Al riguardo, tuttavia, secondo la ricorrente, la Corte d’Appello aveva dato per scontato un presupposto di fatto in realtà frutto di una mera presunzione, priva di qualsiasi riscontro probatorio. La Corte territoriale, infatti, aveva presunto che il Consiglio di Amministrazione avesse conferito al T. l’incarico di “direttore commerciale”. Il vizio di motivazione, già illustrato, aveva consentito ai giudici di merito di superare le obiezioni della società circa la natura dell’incarico. Ciò nonostante, la ricorrente con l’anzidetta doglianza riteneva che non fosse superabile il chiaro tenore precettivo dell’art. 2389 c.c., il quale attribuisce all’assemblea dei soci e non a consiglio di amministrazione il potere di determinare le remunerazioni degli amministratori. In tale ottica le forzature dialettiche contenute nella sentenza non erano sufficienti a superare il significato dell’espressione “rimunerazione degli amministratori investiti di particolari cariche”, facendovi rientrare anche gli incarichi dirigenziali, come la direzione commerciale, che in quanto tale dava origine ad un rapporto di lavoro subordinato, seppure particolarmente qualificato.

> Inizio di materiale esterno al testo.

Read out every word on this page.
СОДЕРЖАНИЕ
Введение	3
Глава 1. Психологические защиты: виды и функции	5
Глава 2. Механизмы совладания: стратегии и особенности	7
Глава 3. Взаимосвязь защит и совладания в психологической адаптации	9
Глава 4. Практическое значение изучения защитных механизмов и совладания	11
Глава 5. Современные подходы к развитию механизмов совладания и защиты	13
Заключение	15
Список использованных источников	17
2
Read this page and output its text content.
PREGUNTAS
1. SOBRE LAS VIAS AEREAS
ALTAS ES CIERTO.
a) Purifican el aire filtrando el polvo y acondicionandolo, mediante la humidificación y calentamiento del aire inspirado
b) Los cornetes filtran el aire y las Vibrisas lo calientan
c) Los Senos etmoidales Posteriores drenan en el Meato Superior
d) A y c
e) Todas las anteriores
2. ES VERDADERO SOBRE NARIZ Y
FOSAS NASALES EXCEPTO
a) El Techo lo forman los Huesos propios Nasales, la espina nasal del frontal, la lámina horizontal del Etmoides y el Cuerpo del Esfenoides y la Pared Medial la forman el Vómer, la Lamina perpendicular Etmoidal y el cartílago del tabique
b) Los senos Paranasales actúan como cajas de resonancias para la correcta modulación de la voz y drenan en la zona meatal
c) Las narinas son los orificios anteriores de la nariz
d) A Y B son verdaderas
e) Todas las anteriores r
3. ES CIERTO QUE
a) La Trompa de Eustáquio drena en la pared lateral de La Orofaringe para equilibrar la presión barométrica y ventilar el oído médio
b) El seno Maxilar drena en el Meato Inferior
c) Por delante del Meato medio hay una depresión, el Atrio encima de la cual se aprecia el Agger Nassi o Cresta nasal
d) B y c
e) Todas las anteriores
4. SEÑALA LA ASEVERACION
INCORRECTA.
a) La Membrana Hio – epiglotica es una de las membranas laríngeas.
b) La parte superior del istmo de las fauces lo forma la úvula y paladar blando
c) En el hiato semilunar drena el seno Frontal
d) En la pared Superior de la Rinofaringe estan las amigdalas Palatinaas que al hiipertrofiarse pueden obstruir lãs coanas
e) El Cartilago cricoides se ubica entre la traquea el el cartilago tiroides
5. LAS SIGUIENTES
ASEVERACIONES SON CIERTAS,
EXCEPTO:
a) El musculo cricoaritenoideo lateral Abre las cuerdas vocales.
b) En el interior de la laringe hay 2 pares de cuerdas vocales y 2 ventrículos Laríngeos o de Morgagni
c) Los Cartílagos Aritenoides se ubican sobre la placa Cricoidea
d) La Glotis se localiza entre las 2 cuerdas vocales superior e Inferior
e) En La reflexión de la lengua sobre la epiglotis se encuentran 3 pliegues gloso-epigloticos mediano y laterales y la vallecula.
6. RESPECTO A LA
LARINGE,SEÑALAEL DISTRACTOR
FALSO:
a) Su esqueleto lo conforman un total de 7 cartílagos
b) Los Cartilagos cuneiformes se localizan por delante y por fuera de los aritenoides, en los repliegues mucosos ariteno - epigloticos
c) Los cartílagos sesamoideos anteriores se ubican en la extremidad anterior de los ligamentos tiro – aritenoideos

Sul punto la ricorrente ha richiamato i principi affermati da questa Corte con la sentenza n. 11023 del sette febbraio / 23 agosto 2000 (secondo cui l’amministratore di società, cui sia demandato lo svolgimento di attività estranee al rapporto di amministrazione, ha per queste diritto -ai sensi dell’art. 2389 c.c. – ad una speciale remunerazione sempre che tali prestazioni siano effettuate in ragione di particolari cariche che allo stesso siano state conferite e che esulino dal normale rapporto di amministrazione, ossia dal potere di gestione della società il cui limite deve individuarsi nell’oggetto sociale, talchè rientrano tra le prestazioni tipiche dell’amministratore tutte quelle che siano inerenti all’esercizio dell’impresa, senza che rilevi – salvo che sia diversamente previsto dall’atto costitutivo o dallo statuto – la distinzione tra atti di amministrazione straordinaria ed ordinaria), sostenendosi quindi dalla Cooperativa quanto inoltre osservato nella motivazione di detta pronuncia: “Certamente è consentito alla volontà assembleare di prevedere che anche talune attività, che pure potrebbero rientrare tra quelle di gestione, configurino “cariche particolari” e, come tali, da retribuirsi autonomamente. Giammai peraltro, sarebbe giustificabile un autoconferimento da parte dello stesso amministratore, appartenendo tale potere esclusivamente all’assemblea, e non anche al Consiglio di amministrazione, secondo la previsione inderogabile dell’art. 2389, comma 1.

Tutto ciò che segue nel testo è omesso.